Most volunteers in clinical trials find out about them through their doctor, but you can also find clinical trials using other approaches.
There are two main ways of finding information on clinical trials.
Clinical Trial Lists
This source will provide names and definitions of available clinical trials testing new treatments.
Along with descriptions, the list will also state patient eligibility criteria and contact information. Some organisations may provide services to help narrow the list for you according to your desired treatment.
Clinical Trial Matching Service
Several organisations have created computer-based systems that match patients to studies they could be eligible for. Clinical trial matching services are usually found online.
Services may differ in how they work. Some services will allow you to search for a clinical trial without registering on their website. Others will require you to register first, but the site will usually confirm that your details and information will remain confidential.
Certain details such as your patient information may be required, so the matching service can locate clinical trials you may be eligible for, which will save you the effort of searching and time wasted reading study descriptions that do not apply to you.
You may also have the opportunity to sign up to a mailing list which will notify you when new studies are available.

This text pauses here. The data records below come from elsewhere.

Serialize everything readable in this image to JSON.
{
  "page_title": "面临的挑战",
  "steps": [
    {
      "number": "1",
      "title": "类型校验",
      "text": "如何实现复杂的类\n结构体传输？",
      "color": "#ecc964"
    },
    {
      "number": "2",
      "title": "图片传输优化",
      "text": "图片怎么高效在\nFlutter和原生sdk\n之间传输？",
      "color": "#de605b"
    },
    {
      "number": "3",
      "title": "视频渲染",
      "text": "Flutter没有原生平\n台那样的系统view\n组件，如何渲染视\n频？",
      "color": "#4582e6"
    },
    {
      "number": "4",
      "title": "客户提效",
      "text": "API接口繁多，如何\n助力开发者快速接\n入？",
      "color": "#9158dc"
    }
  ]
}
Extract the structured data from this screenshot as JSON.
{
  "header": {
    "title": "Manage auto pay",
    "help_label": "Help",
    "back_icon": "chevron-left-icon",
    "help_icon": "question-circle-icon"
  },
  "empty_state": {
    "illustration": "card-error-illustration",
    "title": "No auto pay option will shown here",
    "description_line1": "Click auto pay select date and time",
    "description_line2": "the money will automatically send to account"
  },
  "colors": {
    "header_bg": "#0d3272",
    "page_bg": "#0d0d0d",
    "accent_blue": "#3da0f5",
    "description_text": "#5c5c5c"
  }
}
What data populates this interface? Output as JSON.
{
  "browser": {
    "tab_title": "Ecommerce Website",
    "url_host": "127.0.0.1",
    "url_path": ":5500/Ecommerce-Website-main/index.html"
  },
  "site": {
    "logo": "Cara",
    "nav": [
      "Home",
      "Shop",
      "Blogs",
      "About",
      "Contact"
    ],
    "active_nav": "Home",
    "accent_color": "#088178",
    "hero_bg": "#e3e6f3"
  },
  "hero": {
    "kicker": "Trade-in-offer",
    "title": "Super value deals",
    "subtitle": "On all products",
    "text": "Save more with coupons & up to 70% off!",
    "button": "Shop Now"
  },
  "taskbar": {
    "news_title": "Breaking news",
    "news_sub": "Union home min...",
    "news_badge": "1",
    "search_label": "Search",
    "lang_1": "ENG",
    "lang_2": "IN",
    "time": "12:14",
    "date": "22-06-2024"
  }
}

Inclusion and Exclusion Criteria
All research trials have guidelines which dictate who can take part, depending on certain criteria. The factors that qualify you for a research trial are known as inclusion criteria, which could be the right age bracket and certain medical conditions or treatments.
Factors that will exclude you from a clinical trial are known as exclusion criteria. All research trials are approved by independent research ethics committees.
I’m Eligible – Is This Trial Right for Me?
Once you have found the right clinical trial, it is important to find out as much as you can before signing up. For paid research studies, enquire with companies such as trials4us.co.uk.
It is important to discuss the trial with someone involved, such as the clinical or principal investigator who is leading the trial. A research coordinator, usually a nurse, ensures protocol is adhered to and often provides a link between doctors and patients in the study.